I don't hate the robot barista like I thought I would
Briefly

I don't hate the robot barista like I thought I would
"On a six-block walk I pass at least a half dozen, each with their own vibe: one focused on chai, another inside a yoga studio, a Starbucks that's surprisingly busy for late afternoon downtown. I passed them all up to get to one shop in particular, where a barista named Jarvis would address me by name and make me a thoroughly decent latte with rose-flavored syrup - nothing out of the ordinary in Seattle."
"Hill7 is a luxury apartment building located between the courthouse, the convention center, and a bunch of surface streets that function as an extended I-5 on-ramp. It's at the center of it all, and also nowhere in particular. To get there, I walk past vacant storefronts with graffitied signs advertising prime retail space, and also an Amazon Go store that looked deserted from the outside. Amazon would announce its imminent closure the next day."

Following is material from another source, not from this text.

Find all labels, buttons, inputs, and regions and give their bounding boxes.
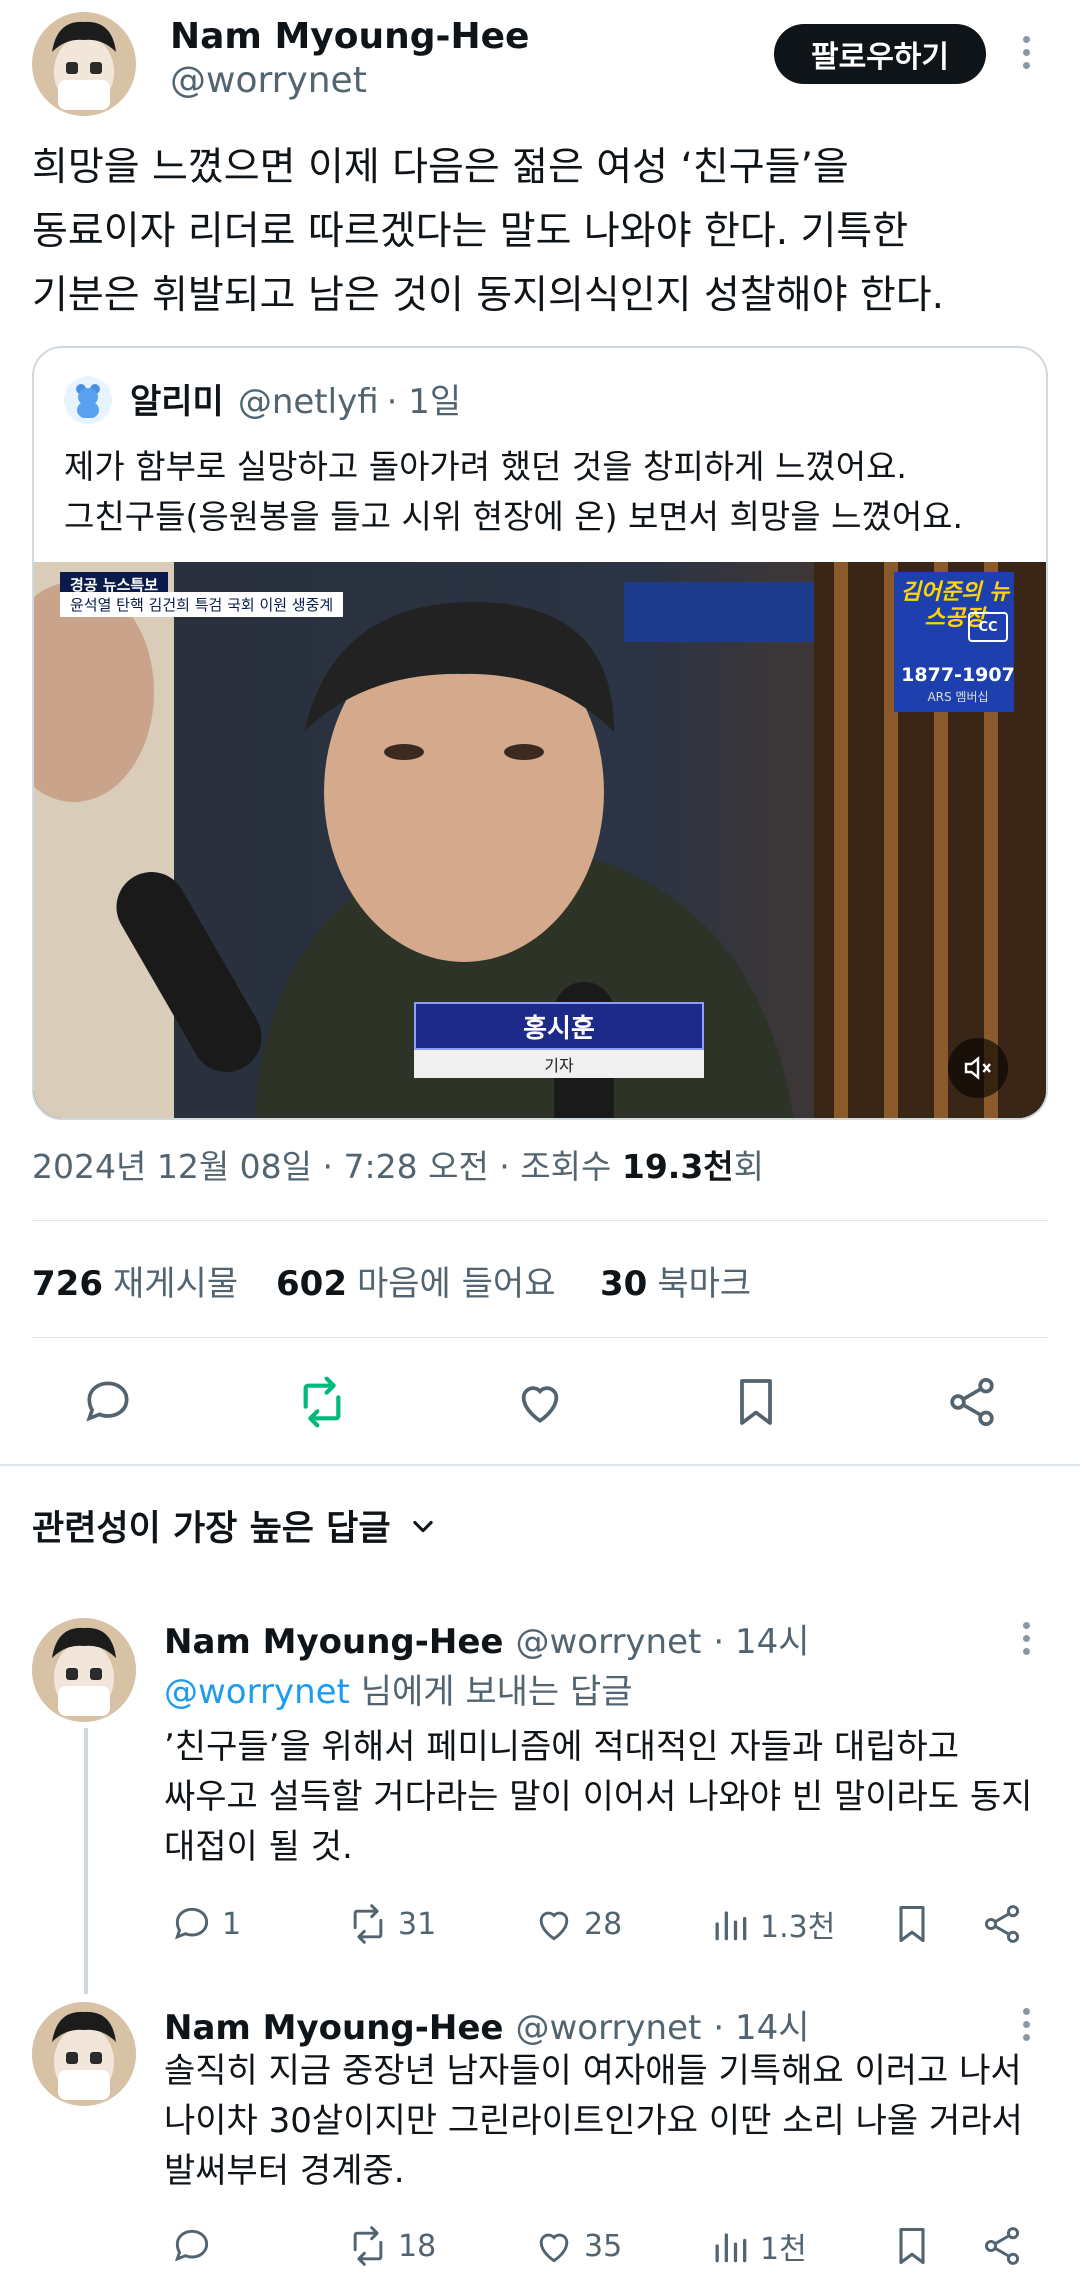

Seattle offers many distinct coffee shops, but a robotic barista named Jarvis serves lattes in the Hill7 apartment lobby. The lobby stand shares space with a sushi vendor and sits amid vacant storefronts and a soon-to-close Amazon Go. Jarvis is a robotic arm built by Artly and positioned next to a customized La Marzocco espresso machine. Customers place orders on an iPad while Jarvis speaks over a loudspeaker, fetching cups, moving the portafilter between grinder and machine, and pouring latte art, aided by behind-the-scenes automation for grinding and brewing.